Entramos no famoso laboratório de testes de sistema vestibular. Lá estava ela: a cadeira giratória. Em destaque, cercada por correntes, bem no meio da sala. Exatamente como descrito por alguns dos cosmonautas que conversei na semana anterior. O médico responsável, extremamente sério, já aguardava por mim segurando uma série de eletrodos e uma toalha na mão. Apesar da possível pressão psicológica, estava tranquilo. Afinal, já conhecia bem os efeitos desse exercício sobre meu corpo. Mas, certamente, havia um certo “mistério” no ar a respeito daquele teste específico.
A sequência de procedimentos foi explicada em detalhes, enquanto uma enfermeira instalava os eletrodos no meu peito para captar batimentos cardíacos. No meu braço direito foi colocado o medidor de pressão sanguínea. Tudo pronto, assumi minha posição na cadeira e prendi o cinto de segurança. Conforme as instruções, fechei os olhos e baixei a cabeça. Senti o início do giro. A cada 15 segundos, uma buzina tocava. Era o comando para eu mudar a posição da cabeça. Alternadamente eu colocava a cabeça para trás, como quem olha para o teto, e para baixo, como quem olha para os próprios joelhos. Esses movimentos, associados ao giro da cadeira causam ilusões “radicais” de acelerações. É como estar em uma enorme “montanha russa”. Interessante, esse nome nunca tinha feito tanto sentido! Depois de alguns minutos, os primeiros sintomas começaram a aparecer: calor, suor, mãos geladas, arrepio nas costas. Não podendo usar a visão como referência primária, procurei distrair minha mente passando as mãos levemente na toalha que segurava no colo. Tentava determinar sua textura e os possíveis desenhos na sua superfície. A buzina não parava, nem o giro, muito menos os sintomas. Pelo contrário, o intervalo das buzinas pareciam diminuir, o giro parecia aumentar e os sintomas se espalhavam pelo corpo com choques de calor e frio. Exatamente como eu lembrava dos testes na Força Aérea. Nada agradável, mas tolerável.

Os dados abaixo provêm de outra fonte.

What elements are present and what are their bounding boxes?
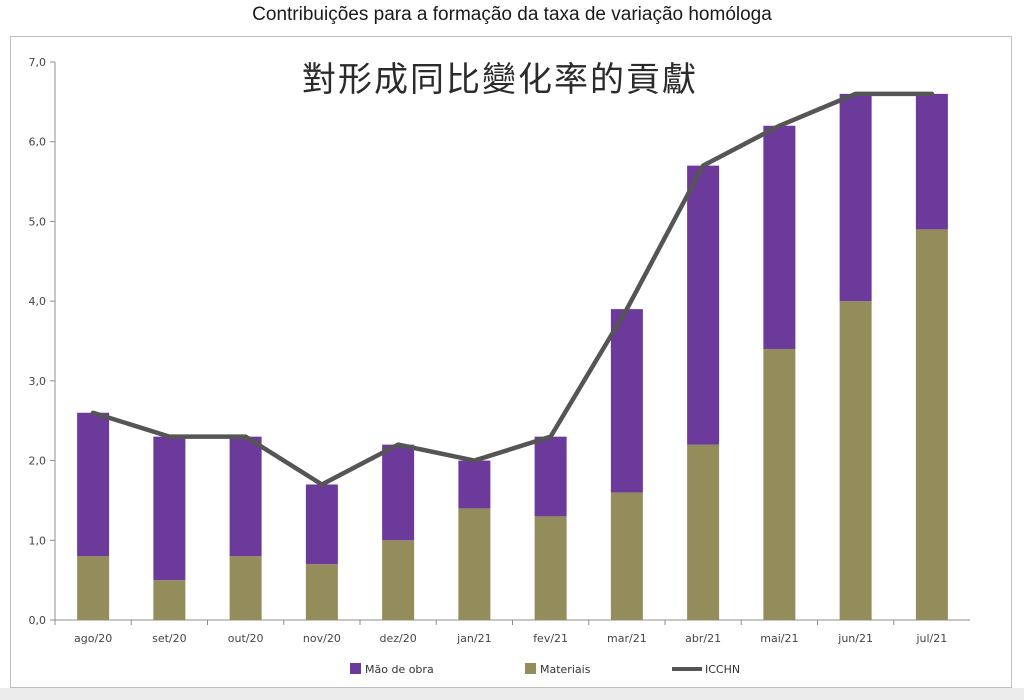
bar-materiais-6 xyxy=(534,516,567,620)
bar-m-o-de-obra-6 xyxy=(534,436,567,517)
x-tick-label: jul/21 xyxy=(915,632,947,645)
y-tick-label: 3,0 xyxy=(29,375,47,388)
legend-label-2: ICCHN xyxy=(705,663,740,676)
bar-m-o-de-obra-4 xyxy=(382,444,415,541)
bar-materiais-4 xyxy=(382,540,415,620)
bar-materiais-9 xyxy=(763,348,796,620)
bar-materiais-7 xyxy=(610,492,643,620)
y-tick-label: 2,0 xyxy=(29,455,47,468)
y-tick-label: 1,0 xyxy=(29,534,47,547)
legend-label-0: Mão de obra xyxy=(365,663,434,676)
bar-m-o-de-obra-0 xyxy=(77,412,110,557)
bar-m-o-de-obra-1 xyxy=(153,436,186,581)
legend-label-1: Materiais xyxy=(540,663,591,676)
line-icchn-point-11 xyxy=(930,92,934,96)
line-icchn-point-5 xyxy=(472,459,476,463)
line-icchn-point-7 xyxy=(625,307,629,311)
legend-swatch-0 xyxy=(350,663,361,674)
x-tick-label: fev/21 xyxy=(533,632,568,645)
bar-materiais-1 xyxy=(153,580,186,620)
bar-materiais-2 xyxy=(229,556,262,620)
x-tick-label: jan/21 xyxy=(456,632,491,645)
line-icchn-point-2 xyxy=(244,435,248,439)
legend-swatch-1 xyxy=(525,663,536,674)
chart-subtitle: 對形成同比變化率的貢獻 xyxy=(302,60,698,100)
y-tick-label: 7,0 xyxy=(29,56,47,69)
line-icchn xyxy=(90,91,935,487)
line-icchn-point-0 xyxy=(91,411,95,415)
bar-m-o-de-obra-10 xyxy=(839,93,872,302)
bar-m-o-de-obra-3 xyxy=(305,484,338,565)
x-tick-label: out/20 xyxy=(228,632,264,645)
y-tick-label: 6,0 xyxy=(29,136,47,149)
bar-m-o-de-obra-8 xyxy=(687,165,720,445)
x-tick-label: dez/20 xyxy=(380,632,417,645)
bar-m-o-de-obra-7 xyxy=(610,309,643,493)
line-icchn-point-6 xyxy=(549,435,553,439)
line-icchn-point-8 xyxy=(701,164,705,168)
x-tick-label: mar/21 xyxy=(607,632,647,645)
bar-materiais-8 xyxy=(687,444,720,620)
chart-title: Contribuições para a formação da taxa de… xyxy=(252,4,772,25)
bar-m-o-de-obra-9 xyxy=(763,125,796,349)
footer-strip xyxy=(0,688,1024,700)
x-tick-label: abr/21 xyxy=(685,632,721,645)
bar-m-o-de-obra-5 xyxy=(458,460,491,509)
line-icchn-point-1 xyxy=(167,435,171,439)
x-tick-label: jun/21 xyxy=(837,632,873,645)
y-tick-label: 0,0 xyxy=(29,614,47,627)
line-icchn-point-4 xyxy=(396,443,400,447)
bar-materiais-10 xyxy=(839,301,872,620)
bar-m-o-de-obra-2 xyxy=(229,436,262,557)
x-tick-label: nov/20 xyxy=(303,632,341,645)
line-icchn-point-9 xyxy=(777,124,781,128)
y-tick-label: 4,0 xyxy=(29,295,47,308)
bar-materiais-0 xyxy=(77,556,110,620)
line-icchn-point-10 xyxy=(854,92,858,96)
bar-materiais-11 xyxy=(915,229,948,620)
bar-materiais-5 xyxy=(458,508,491,620)
y-tick-label: 5,0 xyxy=(29,215,47,228)
line-icchn-point-3 xyxy=(320,482,324,486)
bar-m-o-de-obra-11 xyxy=(915,93,948,230)
x-tick-label: set/20 xyxy=(152,632,187,645)
x-tick-label: ago/20 xyxy=(74,632,112,645)
bar-materiais-3 xyxy=(305,564,338,620)
x-tick-label: mai/21 xyxy=(760,632,798,645)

Vários minutos se passaram. O primeiro sinal vindo diretamente do estômago. Veio rápido e sem aviso prévio. Chegou até a garganta e voltou. Deixou o gosto na boca. Pensei em usar a toalha. Não precisa. O giro continuou, as sensações também. Vertigem séria. Mais um sinal do estômago. Hora de parar. Afinal, não seria educado utilizar as acelerações radiais daquele movimento giratório para literalmente “me espalhar” por todo aquele ambiente. Fixei a cabeça em posição ereta. Fiz o sinal combinado. O giro da cadeira diminuiu. Parou. Abri os olhos. Continuei girando por alguns bons segundos. Seria interessante ver meus olhos naquele momento. Entreguei a toalha ainda com alguma dúvida. Poderia ser, repentinamente, necessária. Soltei o cinto. Respirei fundo. Levantei. Por segurança, uma das mãos continuou segurando a cadeira por cerca de, mais ou menos, um minuto. Só enquanto o chão se aquietava.

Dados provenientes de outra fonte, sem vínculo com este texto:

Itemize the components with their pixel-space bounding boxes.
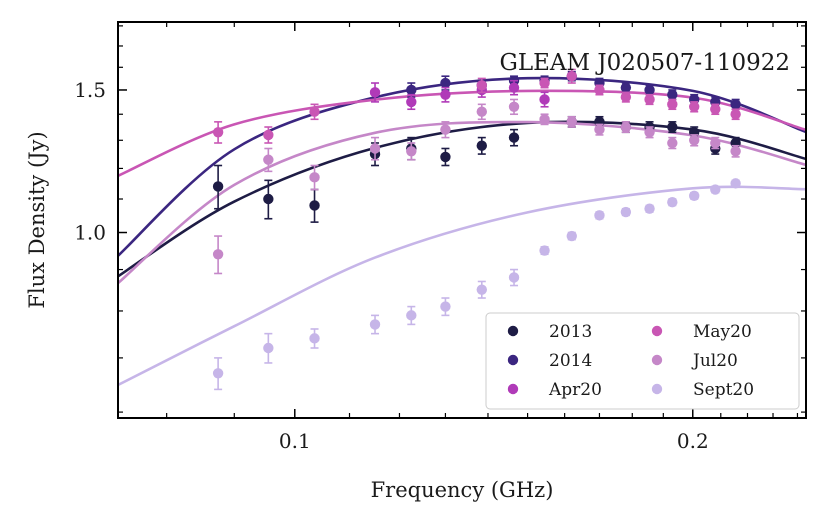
data-point-2013 [476, 140, 487, 151]
data-point-2014 [406, 84, 417, 96]
data-point-Sept20 [594, 210, 605, 221]
data-point-Sept20 [309, 333, 320, 344]
data-point-Sept20 [710, 184, 721, 195]
y-tick-label: 1.5 [74, 78, 106, 102]
data-point-May20 [594, 84, 605, 96]
data-point-Apr20 [369, 87, 381, 98]
chart-title: GLEAM J020507-110922 [500, 50, 791, 76]
data-point-Jul20 [406, 146, 417, 157]
legend-marker [507, 383, 519, 395]
y-tick-label: 1.0 [74, 221, 106, 245]
x-tick-label: 0.2 [677, 429, 709, 453]
data-point-Sept20 [689, 190, 700, 202]
legend-label: 2014 [549, 351, 592, 371]
data-point-Sept20 [667, 197, 678, 208]
data-point-2013 [263, 193, 274, 205]
data-point-Jul20 [730, 146, 741, 157]
data-point-2013 [667, 121, 678, 133]
data-point-May20 [263, 129, 274, 141]
data-point-Apr20 [508, 82, 520, 93]
x-axis-label: Frequency (GHz) [371, 478, 554, 502]
data-point-Sept20 [369, 319, 381, 330]
x-tick-label: 0.1 [279, 429, 311, 453]
data-point-Sept20 [476, 284, 487, 295]
legend-marker [507, 325, 519, 337]
legend-marker [507, 354, 519, 366]
data-point-Sept20 [566, 230, 577, 242]
data-point-Apr20 [440, 89, 451, 100]
legend-label: May20 [693, 322, 752, 342]
data-point-2013 [309, 200, 320, 211]
data-point-Sept20 [620, 206, 632, 218]
data-point-Jul20 [476, 106, 487, 117]
data-point-Jul20 [309, 172, 320, 183]
data-point-Jul20 [440, 124, 451, 135]
data-point-May20 [644, 94, 655, 105]
data-points [212, 68, 741, 391]
data-point-Sept20 [212, 368, 224, 379]
data-point-Jul20 [594, 124, 605, 135]
data-point-Apr20 [406, 96, 417, 108]
data-point-Sept20 [730, 178, 741, 189]
data-point-Sept20 [644, 203, 655, 214]
data-point-Jul20 [566, 116, 577, 128]
data-point-May20 [667, 99, 678, 110]
legend-marker [651, 383, 663, 395]
plot-frame [117, 21, 807, 419]
data-point-2014 [667, 89, 678, 100]
data-point-Sept20 [508, 272, 520, 283]
data-point-Jul20 [644, 127, 655, 138]
axis-ticks: 0.1 0.2 1.0 1.5 [74, 22, 806, 453]
data-point-May20 [710, 104, 721, 115]
data-point-Jul20 [620, 121, 632, 133]
y-axis-label: Flux Density (Jy) [25, 131, 49, 308]
data-point-Jul20 [369, 143, 381, 154]
data-point-Jul20 [667, 137, 678, 149]
data-point-Jul20 [710, 137, 721, 149]
data-point-May20 [689, 101, 700, 112]
data-point-May20 [539, 77, 550, 89]
legend-box [485, 312, 800, 410]
data-point-Sept20 [440, 301, 451, 312]
legend-label: Jul20 [691, 351, 738, 371]
data-point-2013 [440, 151, 451, 163]
data-point-May20 [309, 106, 320, 117]
data-point-Sept20 [539, 245, 550, 256]
data-point-May20 [730, 109, 741, 120]
legend-marker [651, 325, 663, 337]
data-point-Jul20 [689, 135, 700, 146]
legend-label: 2013 [549, 322, 592, 342]
data-point-2013 [508, 132, 520, 143]
data-point-2014 [620, 82, 632, 93]
fit-curve-Sept20 [118, 185, 806, 387]
data-point-Sept20 [406, 310, 417, 321]
data-point-2014 [730, 99, 741, 110]
data-point-May20 [566, 70, 577, 82]
data-point-Jul20 [212, 249, 224, 260]
legend-label: Sept20 [693, 380, 754, 400]
data-point-May20 [212, 127, 224, 138]
data-point-Apr20 [539, 94, 550, 105]
data-point-Sept20 [263, 342, 274, 354]
data-point-May20 [476, 80, 487, 91]
data-point-2014 [440, 77, 451, 89]
data-point-Jul20 [539, 114, 550, 125]
legend-marker [651, 354, 663, 366]
legend-label: Apr20 [548, 380, 602, 400]
data-point-2013 [212, 181, 224, 192]
data-point-May20 [620, 91, 632, 103]
data-point-2014 [644, 84, 655, 96]
data-point-Jul20 [508, 101, 520, 112]
data-point-Jul20 [263, 154, 274, 165]
legend: 2013 2014 Apr20 May20 Jul20 Sept20 [485, 312, 800, 410]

Olhei pela janela. A neve caia mais forte. Voltei minha atenção para dentro da sala, enquanto o médico comentava o exercício, sempre com o mesmo tom sério, e as enfermeiras tiravam os sensores. Tudo certo. Tudo normal. Sem mais perguntas, coloquei a camisa, assinei o protocolo e agradeci. Ao sair da sala, olhei para trás. Lá estava ela, bem no meio da sala, cercada de correntes e com os cintos de segurança pendurados das laterais. Contudo, agora sem qualquer “mistério” no ar. Sobrou a fome e a pressa! Coloquei o casaco de neve e segui para o refeitório. A agenda da tarde está cheia!